SAN FRANCISCO (Reuters) - Pimco's Bill Gross said on Sunday that the U.S. Treasury's takeover of Fannie Mae and Freddie Mac should ultimately slow the decline of housing prices and help the U.S. economy.

The U.S. government seized control of mortgage finance companies Fannie Mae and Freddie Mac, launching what could be its biggest bailout ever in a bid to support the U.S. housing market and ward off more global financial market turbulence.

The action, prompted by worries over the companies' shrinking capital, was the latest in a series of emergency steps taken by U.S. officials to prop up the wobbly housing sector and quell what is now a year-long crisis in credit markets that has helped push many economies toward recession.

"Today's Treasury announcement is a positive move that ultimately should slow the decline of housing prices, prevent accelerating foreclosures, and reduce the negative momentum of the economy," the manager of the world's largest bond fund told Reuters.

Fannie Mae and Freddie Mac own or guarantee almost half of the country's $12 trillion in outstanding home mortgage and have $1.6 trillion in debt outstanding.

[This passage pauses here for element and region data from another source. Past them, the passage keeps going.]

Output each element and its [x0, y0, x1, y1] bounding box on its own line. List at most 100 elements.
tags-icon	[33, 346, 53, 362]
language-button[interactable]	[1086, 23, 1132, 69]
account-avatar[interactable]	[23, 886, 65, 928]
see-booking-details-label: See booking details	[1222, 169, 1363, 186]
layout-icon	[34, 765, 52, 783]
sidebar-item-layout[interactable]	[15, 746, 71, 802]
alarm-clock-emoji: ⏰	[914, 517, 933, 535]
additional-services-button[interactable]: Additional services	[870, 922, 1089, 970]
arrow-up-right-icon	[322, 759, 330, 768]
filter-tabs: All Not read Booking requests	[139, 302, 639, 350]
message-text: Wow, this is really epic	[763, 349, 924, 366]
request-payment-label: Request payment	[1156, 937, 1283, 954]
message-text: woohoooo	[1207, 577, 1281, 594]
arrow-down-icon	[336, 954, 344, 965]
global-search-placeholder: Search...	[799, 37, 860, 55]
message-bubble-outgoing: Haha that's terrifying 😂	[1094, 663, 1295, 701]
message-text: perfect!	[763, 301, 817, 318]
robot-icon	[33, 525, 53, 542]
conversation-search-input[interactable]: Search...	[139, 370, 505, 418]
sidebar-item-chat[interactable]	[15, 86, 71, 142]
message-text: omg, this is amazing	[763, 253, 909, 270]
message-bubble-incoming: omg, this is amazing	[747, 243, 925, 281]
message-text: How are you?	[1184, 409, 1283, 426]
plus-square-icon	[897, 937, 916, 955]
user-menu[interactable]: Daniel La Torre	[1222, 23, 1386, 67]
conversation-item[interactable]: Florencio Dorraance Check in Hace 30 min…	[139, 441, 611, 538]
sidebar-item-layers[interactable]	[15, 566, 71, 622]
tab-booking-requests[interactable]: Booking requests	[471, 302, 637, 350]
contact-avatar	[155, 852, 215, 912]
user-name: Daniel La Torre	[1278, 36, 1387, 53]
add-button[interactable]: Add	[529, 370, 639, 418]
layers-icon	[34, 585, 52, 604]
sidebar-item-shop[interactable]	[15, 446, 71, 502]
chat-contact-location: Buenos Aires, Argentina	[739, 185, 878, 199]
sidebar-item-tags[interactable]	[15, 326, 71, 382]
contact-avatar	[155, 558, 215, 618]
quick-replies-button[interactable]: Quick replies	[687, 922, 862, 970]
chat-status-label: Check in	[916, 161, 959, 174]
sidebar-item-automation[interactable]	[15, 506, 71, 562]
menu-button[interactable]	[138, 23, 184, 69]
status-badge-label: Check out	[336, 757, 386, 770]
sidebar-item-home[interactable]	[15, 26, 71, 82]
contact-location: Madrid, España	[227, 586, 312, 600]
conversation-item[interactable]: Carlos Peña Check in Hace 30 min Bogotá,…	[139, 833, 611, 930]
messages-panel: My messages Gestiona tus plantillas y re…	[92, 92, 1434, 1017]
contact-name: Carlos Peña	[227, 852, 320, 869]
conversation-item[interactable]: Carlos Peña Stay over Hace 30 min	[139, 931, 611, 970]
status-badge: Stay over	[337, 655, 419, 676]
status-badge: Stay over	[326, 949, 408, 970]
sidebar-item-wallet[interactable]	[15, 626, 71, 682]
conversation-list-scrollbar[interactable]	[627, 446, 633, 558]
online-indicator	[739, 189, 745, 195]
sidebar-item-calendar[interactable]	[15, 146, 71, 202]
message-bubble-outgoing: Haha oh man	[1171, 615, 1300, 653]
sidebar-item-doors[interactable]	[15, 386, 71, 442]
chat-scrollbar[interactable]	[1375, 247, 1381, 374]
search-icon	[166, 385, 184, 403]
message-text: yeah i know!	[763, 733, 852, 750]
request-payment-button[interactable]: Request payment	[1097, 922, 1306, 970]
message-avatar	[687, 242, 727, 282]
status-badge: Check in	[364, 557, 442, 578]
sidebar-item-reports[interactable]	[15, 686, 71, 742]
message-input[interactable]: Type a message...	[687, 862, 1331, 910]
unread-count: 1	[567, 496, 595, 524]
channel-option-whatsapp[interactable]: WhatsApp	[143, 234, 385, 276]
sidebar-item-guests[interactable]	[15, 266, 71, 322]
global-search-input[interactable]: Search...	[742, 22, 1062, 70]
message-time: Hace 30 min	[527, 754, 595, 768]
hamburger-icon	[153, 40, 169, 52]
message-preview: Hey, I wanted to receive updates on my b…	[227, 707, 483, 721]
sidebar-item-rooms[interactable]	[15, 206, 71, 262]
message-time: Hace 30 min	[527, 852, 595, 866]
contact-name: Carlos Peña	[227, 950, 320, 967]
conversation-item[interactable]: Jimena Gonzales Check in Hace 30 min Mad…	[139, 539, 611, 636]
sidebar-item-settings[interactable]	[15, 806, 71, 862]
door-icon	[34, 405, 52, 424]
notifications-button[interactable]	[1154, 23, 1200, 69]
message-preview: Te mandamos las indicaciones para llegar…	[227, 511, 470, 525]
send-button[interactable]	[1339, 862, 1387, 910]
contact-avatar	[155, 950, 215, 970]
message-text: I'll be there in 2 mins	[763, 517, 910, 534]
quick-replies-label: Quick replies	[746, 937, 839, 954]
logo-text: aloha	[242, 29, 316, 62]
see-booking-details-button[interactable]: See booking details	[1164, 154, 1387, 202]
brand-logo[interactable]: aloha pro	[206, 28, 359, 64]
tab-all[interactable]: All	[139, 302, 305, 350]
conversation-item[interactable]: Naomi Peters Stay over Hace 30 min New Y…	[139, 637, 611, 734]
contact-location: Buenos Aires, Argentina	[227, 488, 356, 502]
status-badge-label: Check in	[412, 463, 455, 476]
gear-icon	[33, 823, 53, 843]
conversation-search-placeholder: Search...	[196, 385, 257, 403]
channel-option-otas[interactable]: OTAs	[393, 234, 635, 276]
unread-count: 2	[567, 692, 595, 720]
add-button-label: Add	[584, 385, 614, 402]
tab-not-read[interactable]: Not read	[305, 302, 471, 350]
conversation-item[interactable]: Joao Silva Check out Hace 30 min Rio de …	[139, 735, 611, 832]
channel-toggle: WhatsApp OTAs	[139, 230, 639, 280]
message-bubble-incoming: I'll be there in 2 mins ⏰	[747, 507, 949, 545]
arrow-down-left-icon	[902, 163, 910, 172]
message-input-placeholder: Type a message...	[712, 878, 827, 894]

"By preserving the GSEs (government-sponsored enterprises) in current form -- at least for now -- and injecting sizable billions of dollars into the mortgage market, mortgage rates should come down, and the housing market will be healthier for it," Gross said.

He added that considerable uncertainty remains about the timing of any housing market turnaround and when the bottom in national housing prices will be reached.

Since their peak in 2006, house prices have fallen by nearly 20 percent. The supply of homes for sale has also burgeoned a result of the building boom and mass speculation on house-price appreciation.

The slump has also left many borrowers with more debt than their homes are now worth, and analysts say Treasury's plan will not change this in the short term.